A Writer’s Thoughts – Part 5: It’s Alive!

Being a suburban lad through and through, every time I head down to the supercharged mass that is London I have to tell myself I’m going on a mission or an adventure. That way I mentally prepare for the chaos.

A few weeks back, I headed down to The Big Smoke on a mission of utmost importance: directing the voice over (VO) work for Seven: The Days Long Gone. I met up with my co-directors Jakub and Karolina, the Project Lead and Quest Designer, respectively, and we made our way to the PitStop Productions recording studio near King’s Cross.

Unfortunately for the voice over artists we had chosen to voice Seven’s main characters, I took to my directing role like a dictator to brainwashing. I’m confident that these highly-experienced actors appreciated my relentless input. Not that confident, mind you, but it’s too late for self-doubt now! When I jumped into the booth and had a little go myself, naturally I found that it’s much harder than it looks.

Seven VO

It may be a cliché, but it really was surreal to hear many of the lines I sweated over brought to life by these talented voice actors. When I write, I mutter every word to myself, particularly when it comes to dialogue. It helps me to check the lines feel natural, and that punctuation crops up where natural pauses occur. It’s not very scientific, admittedly, but it works for me.

Even with this process, however, I didn’t always appreciate the intricacies of a line because I didn’t always imagine the character speaking it in context. The voice over recordings were a timely and pertinent reminder that in-game dialogue is far from the end product. That may sound obvious, but it can be hard to keep the bigger picture in mind when writing; imagining the state of the world at that particular time, and everything the character may have gone through. These considerations are further complicated by the fact the player may have acted in a variety of ways up to any given point, so there often has to be an element of neutrality to the line. They may have forced the protagonist to start an impromptu open graveyard, for example.

I enjoy storytelling in many of its guises. In addition to working on Seven, I’m currently writing a long-overdue short story entitled Kellen’s Plan, and working on my first screenplay, called The Henchman. I realise that by dabbling in all of these different forms of media I risk spreading my time too thinly, but I think the potential rewards outweigh the risks. I want to immerse myself in every facet of storytelling, because I’m increasingly finding that core story principles are crucial regardless of the format. The primary goal is always to elicit emotion, stories are always metaphors for life, there always has to be conflict throughout, and the protagonist has to go through a metamorphosis of some description.
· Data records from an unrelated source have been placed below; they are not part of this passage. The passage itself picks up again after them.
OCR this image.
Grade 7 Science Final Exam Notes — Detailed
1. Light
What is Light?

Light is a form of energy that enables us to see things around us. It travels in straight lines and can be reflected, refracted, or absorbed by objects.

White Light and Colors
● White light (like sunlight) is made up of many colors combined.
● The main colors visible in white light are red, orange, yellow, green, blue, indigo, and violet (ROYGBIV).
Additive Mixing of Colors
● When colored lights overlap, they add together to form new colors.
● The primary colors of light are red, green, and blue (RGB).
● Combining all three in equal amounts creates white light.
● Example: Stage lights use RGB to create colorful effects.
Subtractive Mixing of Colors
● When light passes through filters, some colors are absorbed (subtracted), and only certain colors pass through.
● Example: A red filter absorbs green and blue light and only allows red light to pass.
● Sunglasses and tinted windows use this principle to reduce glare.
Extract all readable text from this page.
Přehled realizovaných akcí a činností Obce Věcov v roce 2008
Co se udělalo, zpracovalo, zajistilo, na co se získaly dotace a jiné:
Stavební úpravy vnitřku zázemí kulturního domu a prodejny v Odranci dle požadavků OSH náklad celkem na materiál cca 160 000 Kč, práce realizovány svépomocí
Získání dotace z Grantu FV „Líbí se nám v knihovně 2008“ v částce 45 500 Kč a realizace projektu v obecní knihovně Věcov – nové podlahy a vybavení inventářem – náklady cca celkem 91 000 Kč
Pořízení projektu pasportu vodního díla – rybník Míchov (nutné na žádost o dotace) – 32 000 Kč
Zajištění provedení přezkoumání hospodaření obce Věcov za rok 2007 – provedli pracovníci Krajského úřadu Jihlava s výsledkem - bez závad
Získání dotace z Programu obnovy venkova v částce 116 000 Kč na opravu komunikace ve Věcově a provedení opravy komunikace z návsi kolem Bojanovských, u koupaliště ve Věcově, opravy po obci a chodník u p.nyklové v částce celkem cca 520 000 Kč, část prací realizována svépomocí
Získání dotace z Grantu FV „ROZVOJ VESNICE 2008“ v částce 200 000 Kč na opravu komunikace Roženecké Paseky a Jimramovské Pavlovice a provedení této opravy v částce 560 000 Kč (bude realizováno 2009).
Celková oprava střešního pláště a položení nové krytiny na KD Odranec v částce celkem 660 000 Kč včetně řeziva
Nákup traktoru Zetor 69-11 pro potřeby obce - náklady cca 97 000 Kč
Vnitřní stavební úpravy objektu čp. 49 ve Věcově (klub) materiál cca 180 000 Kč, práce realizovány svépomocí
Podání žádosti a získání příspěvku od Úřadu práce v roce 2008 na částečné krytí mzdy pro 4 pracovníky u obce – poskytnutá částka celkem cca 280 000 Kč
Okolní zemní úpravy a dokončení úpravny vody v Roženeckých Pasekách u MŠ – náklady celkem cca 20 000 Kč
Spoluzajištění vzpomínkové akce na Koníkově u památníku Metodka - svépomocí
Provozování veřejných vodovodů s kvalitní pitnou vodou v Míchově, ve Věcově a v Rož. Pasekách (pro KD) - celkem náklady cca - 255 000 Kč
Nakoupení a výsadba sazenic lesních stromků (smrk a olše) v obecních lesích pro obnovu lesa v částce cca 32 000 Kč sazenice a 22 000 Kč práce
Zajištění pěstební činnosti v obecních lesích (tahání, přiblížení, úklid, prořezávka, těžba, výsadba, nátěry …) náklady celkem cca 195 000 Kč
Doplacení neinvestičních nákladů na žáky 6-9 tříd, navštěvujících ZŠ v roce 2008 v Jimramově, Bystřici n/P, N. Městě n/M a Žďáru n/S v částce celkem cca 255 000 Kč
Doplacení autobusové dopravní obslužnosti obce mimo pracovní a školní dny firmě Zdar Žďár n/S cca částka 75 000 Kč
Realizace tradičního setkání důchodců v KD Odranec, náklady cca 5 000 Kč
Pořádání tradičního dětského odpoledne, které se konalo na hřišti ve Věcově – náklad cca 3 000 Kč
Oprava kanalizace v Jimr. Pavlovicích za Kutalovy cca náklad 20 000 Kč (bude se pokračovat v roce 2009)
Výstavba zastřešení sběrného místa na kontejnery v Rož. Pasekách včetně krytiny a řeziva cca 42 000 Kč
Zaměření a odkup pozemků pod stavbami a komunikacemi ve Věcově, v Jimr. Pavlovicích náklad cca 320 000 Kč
Despite the storytelling core running through all of these media forms, there are of course major differences between them. One of the most significant is the way in which the story is enjoyed. In video games, the stories that are created have to serve a greater purpose: they have to feed in to and enhance the world created. The writing is brush strokes of one colour on a vibrant, many-hued canvas. Films and television shows constitute an intrinsically visual medium, so screenwriting must enable the reader of a script to visualise how the words on the page could be brought to life. Writing literature is one of the more closed-ended of the forms, in that the writer tries to convey exactly what they wish the reader to experience. Even this requires interpretation, however; as Stephen King says, description should start in the writer’s imagination, but end in the reader’s.

The whole process of bringing lines to life in the VO recording session reminded me of the importance of keeping in mind where your words are destined to be next in their journey. It never ends with whatever you chuck on to the screen; whether it’s the voice actors who breathe life in to lines for a video game, or the director transforming them into fluid action for a screen show, or the reader taking the seed of your prose and letting it bloom in their imagination. In short, don’t forget that your aim is to write something that shows your imagination whilst appealing to someone else’s.